A popular hiking trail in eastern Algonquin Park leads to the small 3.8-kilometre-wide Brent crater, largely filled in with small lakes. Even smaller is the Holleford crater, little more than a ninety-metre-wide depression in a farm field north of Kingston. Yet, both are the subject of nearby historical plaques.
And then there is the Charlevoix impact crater. At fifty-four kilometres across, it is the eleventh-largest crater on earth and has been described as the eighth wonder of the world. When the two-kilometre-wide monster meteorite roared into the earth 340 million years ago, it totally reconfigured the geology of the region, exploding upward with a force thousands of times that of the American atomic bomb that destroyed Hiroshima. The core of the upthrust is the visible Mont des Éboulements.
The southern half of the crater lies beneath the waters of the St. Lawrence River, while the northern portion is defined by the rugged Laurentian Mountains. The interior ring surrounding the upthrust is relatively level and remains home to a rural population, making it the earth’s only inhabited impact crater. The outer ring consists of a higher ridge of largely Precambrian-era rocks.

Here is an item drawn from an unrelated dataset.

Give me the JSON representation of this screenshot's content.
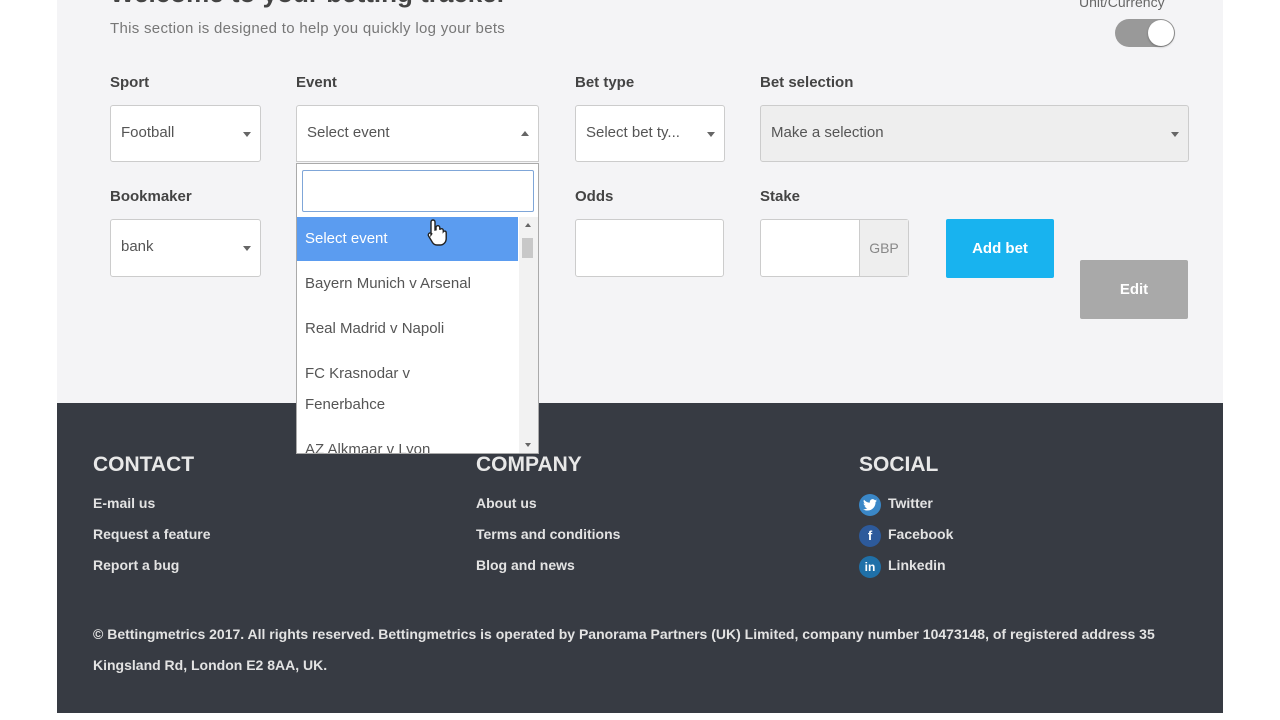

The crater remained unknown until 1965, when Dr. Jehan Rondot studied a rock cut on the summit of Mont des Éboulements and saw the unusual shape of a shatter cone, literally a cone-shaped rock lined with clearly identifiable shatter lines.
The crater also has its own interpretation centre, the Observatoire de l’Astroblème, created by Professor Jean-Michel Gastonguay and located adjacent to the luxurious Fairmont Le Manoir Richelieu hotel at La Malbaie, Quebec. The building is actually the former golf clubhouse for the Manoir. Throughout the Charlevoix region, geological evidence of the huge explosion lies everywhere, from suevite beds (looking like grey lava flows) on the shores of the St. Lawrence River to fractures in limestone cliffs near La Malbaie.
From a distance, especially from the parking lot at the Observatoire, the level plain that surrounds the peak and the cone-shaped apex of the upthrust itself are all readily identifiable. Another fine view of the depression encircling the cone is that from Mont de la Croix at Saint-Hilarion.
Satellite imagery continues to reveal previously unknown craters in Canada, such as the twentyfive- kilometre-wide crater discovered on the Prince Albert Peninsula in the Arctic in 2012 and a buried crater in southern Alberta identified in 2014.